On Sunday, another headliner who scraps with the law frequently, James Brown, finishes off a day that’ll see an odd assortment of punk, hip-hop, regional oldies, and soul. At least one reunion of note, that of Screaming Trees, will take place, and some variation of Heart will appear. The day’s lineup comes closer in spirit to that of the host enterprise, the well-hyped EMP, but it’ll probably fall short of the energy level promised for Friday’s opening gala. (R.A.M.)

ON THE SAME NIGHT EMP hosts its all-star lineup of corporate-backed rock and hip-hop acts, an obscure Seattle music festival also gets under way, with musicians who perform not only sans corporate interest, but, for the most part, sans chords, rhythm, structure, or plan.

The 15th Seattle Festival of Free Improvisation is a multi-evening showcase for musicians from Seattle and the world whose playing is guided by nothing but their own passion, creativity, and inner sense of musical form. Free improvisation is “people exposing themselves, putting themselves at risk,” says guitarist Dennis Rea, one of the lead festival organizers. “It involves an element of danger that can be very rewarding.”
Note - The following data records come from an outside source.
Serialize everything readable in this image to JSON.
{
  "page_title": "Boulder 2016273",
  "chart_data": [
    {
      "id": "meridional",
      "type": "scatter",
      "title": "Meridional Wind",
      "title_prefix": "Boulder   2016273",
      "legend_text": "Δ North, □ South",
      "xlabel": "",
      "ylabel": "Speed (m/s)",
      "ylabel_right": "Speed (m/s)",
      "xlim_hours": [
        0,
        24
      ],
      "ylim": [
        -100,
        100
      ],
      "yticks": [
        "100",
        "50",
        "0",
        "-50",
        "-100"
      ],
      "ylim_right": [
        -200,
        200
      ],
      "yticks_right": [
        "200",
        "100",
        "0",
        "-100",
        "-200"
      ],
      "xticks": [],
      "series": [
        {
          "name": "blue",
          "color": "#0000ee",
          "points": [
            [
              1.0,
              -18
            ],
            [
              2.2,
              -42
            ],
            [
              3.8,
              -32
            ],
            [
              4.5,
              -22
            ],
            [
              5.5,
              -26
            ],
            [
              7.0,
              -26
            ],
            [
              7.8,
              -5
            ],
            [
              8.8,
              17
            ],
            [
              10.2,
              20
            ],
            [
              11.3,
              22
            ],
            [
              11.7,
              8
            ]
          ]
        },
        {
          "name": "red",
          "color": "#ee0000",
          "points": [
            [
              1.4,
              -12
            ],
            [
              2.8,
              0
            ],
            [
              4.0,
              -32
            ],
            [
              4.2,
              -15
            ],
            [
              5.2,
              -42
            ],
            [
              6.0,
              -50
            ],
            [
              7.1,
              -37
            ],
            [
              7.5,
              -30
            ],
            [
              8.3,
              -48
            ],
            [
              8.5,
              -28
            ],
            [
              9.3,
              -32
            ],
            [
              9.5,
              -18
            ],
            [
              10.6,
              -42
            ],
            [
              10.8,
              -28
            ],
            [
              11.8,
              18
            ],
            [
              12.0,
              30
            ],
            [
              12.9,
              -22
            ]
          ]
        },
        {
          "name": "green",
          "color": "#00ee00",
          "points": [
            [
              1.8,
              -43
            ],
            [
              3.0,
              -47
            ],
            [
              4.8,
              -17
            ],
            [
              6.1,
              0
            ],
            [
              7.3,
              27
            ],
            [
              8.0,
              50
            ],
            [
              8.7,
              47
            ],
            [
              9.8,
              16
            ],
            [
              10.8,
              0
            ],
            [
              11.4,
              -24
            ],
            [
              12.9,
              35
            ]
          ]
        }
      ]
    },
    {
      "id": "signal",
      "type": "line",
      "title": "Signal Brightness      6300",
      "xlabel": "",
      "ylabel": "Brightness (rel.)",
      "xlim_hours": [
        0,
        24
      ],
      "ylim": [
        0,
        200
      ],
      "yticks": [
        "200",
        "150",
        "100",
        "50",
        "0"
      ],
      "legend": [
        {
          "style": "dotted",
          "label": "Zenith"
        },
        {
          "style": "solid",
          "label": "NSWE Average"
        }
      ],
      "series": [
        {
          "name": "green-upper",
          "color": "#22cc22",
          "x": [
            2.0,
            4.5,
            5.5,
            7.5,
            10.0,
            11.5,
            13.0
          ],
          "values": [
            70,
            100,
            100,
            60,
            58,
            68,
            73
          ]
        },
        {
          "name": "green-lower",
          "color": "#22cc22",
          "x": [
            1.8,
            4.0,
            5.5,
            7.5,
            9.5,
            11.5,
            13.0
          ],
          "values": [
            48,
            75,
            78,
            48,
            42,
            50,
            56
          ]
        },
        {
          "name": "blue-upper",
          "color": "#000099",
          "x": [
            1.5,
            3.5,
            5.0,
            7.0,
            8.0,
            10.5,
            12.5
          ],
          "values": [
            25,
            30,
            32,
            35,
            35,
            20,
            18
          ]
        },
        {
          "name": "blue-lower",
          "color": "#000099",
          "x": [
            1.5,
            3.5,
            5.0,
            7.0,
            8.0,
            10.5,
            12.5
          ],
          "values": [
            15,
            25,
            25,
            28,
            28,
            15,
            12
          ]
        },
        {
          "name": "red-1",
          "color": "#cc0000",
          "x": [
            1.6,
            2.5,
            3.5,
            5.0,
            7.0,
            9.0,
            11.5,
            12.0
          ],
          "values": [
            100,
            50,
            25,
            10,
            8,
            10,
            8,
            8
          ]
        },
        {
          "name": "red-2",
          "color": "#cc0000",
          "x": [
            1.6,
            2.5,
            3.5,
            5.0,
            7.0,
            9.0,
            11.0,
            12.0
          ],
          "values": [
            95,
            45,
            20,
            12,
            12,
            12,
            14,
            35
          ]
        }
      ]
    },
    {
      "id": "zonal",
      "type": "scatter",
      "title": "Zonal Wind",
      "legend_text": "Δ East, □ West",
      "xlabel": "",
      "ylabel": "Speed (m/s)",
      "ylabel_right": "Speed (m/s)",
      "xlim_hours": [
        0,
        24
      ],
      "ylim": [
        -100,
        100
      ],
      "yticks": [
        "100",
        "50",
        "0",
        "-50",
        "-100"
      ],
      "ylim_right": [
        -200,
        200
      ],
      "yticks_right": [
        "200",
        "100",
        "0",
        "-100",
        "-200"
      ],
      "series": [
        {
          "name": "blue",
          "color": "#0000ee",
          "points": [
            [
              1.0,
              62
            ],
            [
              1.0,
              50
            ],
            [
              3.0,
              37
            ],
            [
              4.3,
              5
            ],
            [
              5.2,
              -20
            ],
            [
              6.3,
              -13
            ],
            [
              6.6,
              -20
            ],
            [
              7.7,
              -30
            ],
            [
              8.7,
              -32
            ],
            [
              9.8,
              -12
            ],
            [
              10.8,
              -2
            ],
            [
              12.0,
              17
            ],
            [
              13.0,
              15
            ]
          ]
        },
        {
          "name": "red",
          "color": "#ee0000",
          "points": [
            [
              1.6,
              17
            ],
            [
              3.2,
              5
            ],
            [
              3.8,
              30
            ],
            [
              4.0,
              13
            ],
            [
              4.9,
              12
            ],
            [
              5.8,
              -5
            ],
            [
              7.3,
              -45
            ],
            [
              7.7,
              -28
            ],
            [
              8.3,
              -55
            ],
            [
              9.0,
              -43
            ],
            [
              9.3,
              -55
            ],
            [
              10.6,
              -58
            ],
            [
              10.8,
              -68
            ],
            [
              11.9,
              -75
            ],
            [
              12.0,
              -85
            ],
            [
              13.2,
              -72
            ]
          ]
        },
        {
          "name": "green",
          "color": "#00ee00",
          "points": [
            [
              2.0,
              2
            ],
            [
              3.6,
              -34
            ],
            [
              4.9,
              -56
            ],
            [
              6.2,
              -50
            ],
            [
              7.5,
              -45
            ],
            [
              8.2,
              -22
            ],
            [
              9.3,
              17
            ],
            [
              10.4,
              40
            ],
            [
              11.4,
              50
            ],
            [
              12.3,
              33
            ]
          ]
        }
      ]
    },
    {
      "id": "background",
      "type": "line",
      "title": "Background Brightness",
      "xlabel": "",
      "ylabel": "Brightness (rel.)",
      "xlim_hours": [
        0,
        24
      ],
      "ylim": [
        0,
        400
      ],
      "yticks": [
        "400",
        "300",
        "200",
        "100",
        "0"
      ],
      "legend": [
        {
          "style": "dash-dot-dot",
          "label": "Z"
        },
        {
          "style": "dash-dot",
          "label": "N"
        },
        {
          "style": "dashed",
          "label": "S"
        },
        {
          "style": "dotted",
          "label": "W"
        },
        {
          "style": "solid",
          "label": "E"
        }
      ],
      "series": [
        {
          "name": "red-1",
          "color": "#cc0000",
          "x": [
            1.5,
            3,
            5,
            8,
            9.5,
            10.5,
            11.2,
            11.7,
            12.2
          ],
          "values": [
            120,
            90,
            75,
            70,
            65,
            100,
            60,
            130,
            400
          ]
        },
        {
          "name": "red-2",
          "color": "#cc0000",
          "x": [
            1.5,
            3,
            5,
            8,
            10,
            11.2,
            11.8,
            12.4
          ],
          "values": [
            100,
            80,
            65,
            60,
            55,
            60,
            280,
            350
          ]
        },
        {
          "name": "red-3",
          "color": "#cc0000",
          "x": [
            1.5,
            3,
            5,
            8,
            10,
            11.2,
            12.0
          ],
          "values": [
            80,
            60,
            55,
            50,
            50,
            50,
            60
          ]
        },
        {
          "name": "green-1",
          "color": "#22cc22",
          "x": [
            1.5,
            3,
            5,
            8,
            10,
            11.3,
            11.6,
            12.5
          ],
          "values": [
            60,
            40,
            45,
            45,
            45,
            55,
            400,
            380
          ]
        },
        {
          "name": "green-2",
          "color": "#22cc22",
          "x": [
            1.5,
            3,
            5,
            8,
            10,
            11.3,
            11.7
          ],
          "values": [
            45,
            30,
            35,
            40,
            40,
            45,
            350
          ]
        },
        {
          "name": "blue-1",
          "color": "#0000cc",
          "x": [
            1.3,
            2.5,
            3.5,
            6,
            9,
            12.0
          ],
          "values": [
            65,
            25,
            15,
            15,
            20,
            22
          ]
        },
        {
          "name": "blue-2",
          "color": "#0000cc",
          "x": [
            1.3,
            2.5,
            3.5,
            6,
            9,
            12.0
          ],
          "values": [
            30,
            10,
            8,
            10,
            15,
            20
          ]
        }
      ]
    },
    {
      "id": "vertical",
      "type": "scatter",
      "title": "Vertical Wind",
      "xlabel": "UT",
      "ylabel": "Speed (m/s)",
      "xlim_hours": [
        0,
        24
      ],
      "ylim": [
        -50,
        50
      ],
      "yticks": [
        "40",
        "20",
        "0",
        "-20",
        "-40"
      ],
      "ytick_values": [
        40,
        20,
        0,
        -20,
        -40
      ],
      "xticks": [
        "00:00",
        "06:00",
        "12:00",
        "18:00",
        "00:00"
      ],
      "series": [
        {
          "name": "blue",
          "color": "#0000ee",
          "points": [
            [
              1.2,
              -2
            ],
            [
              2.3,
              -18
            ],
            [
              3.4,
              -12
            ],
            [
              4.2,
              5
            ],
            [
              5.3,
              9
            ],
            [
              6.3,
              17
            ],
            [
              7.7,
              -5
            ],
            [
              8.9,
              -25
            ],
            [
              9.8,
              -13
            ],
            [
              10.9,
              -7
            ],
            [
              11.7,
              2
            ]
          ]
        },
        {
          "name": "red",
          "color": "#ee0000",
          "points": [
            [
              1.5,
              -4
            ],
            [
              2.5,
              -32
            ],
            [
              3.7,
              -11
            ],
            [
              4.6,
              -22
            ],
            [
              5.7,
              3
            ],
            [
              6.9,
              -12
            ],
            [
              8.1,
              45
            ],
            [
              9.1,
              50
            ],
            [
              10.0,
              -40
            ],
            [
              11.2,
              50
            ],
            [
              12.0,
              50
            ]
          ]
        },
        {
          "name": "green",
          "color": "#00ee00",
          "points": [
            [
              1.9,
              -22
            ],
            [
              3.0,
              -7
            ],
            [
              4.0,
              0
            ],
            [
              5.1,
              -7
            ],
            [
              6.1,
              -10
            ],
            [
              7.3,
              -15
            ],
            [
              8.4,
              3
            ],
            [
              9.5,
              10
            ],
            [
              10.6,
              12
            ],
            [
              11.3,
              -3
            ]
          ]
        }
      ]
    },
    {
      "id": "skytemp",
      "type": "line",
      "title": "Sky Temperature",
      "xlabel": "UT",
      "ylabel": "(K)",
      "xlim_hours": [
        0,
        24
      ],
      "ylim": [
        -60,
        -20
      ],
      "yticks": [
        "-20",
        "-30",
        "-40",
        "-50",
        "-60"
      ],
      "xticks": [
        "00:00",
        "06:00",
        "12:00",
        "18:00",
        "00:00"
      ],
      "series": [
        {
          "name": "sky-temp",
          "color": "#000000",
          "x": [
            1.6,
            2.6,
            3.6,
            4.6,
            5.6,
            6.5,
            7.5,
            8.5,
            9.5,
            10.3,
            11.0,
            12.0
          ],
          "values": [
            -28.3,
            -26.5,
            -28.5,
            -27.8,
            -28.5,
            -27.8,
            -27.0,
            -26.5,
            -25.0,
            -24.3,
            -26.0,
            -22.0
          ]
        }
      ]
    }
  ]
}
Thanks to a circle of devoted new music practitioners, Seattle has developed one of the most fertile free music scenes in the country, and a festival that began in 1985 as a single evening of mayhem in a Belltown loft has evolved into an annual event that runs nine nights this year at a half-dozen venues.

Organizers have scheduled their series to coincide with the du Maurier jazz festival in Vancouver, which brings to the Northwest some of the most progressive European performers, a few of whom will make a side trip south. British saxophonist John Butcher, for example, a renowned creator of unclassifiable sonic threads, headlines the festival’s opening night. Belgian keyboardist and composer Fred Van Hove performs on Tuesday with German trombonist Johannes Bauer. Several of Seattle’s great forward thrusters, including saxophonist Wally Shoup and bassist Fred Chalenor, will also be debuting their perpetually new works.

“The health of this sort of music in the US has never been better,” Rea says, “and that includes the ’60s, the height of the free jazz movement.” Even with all the moaning over corporate dominance of music— indeed perhaps because of it—the hazards and joys of pure improvisation are looking more appealing than ever. (M.D.F.)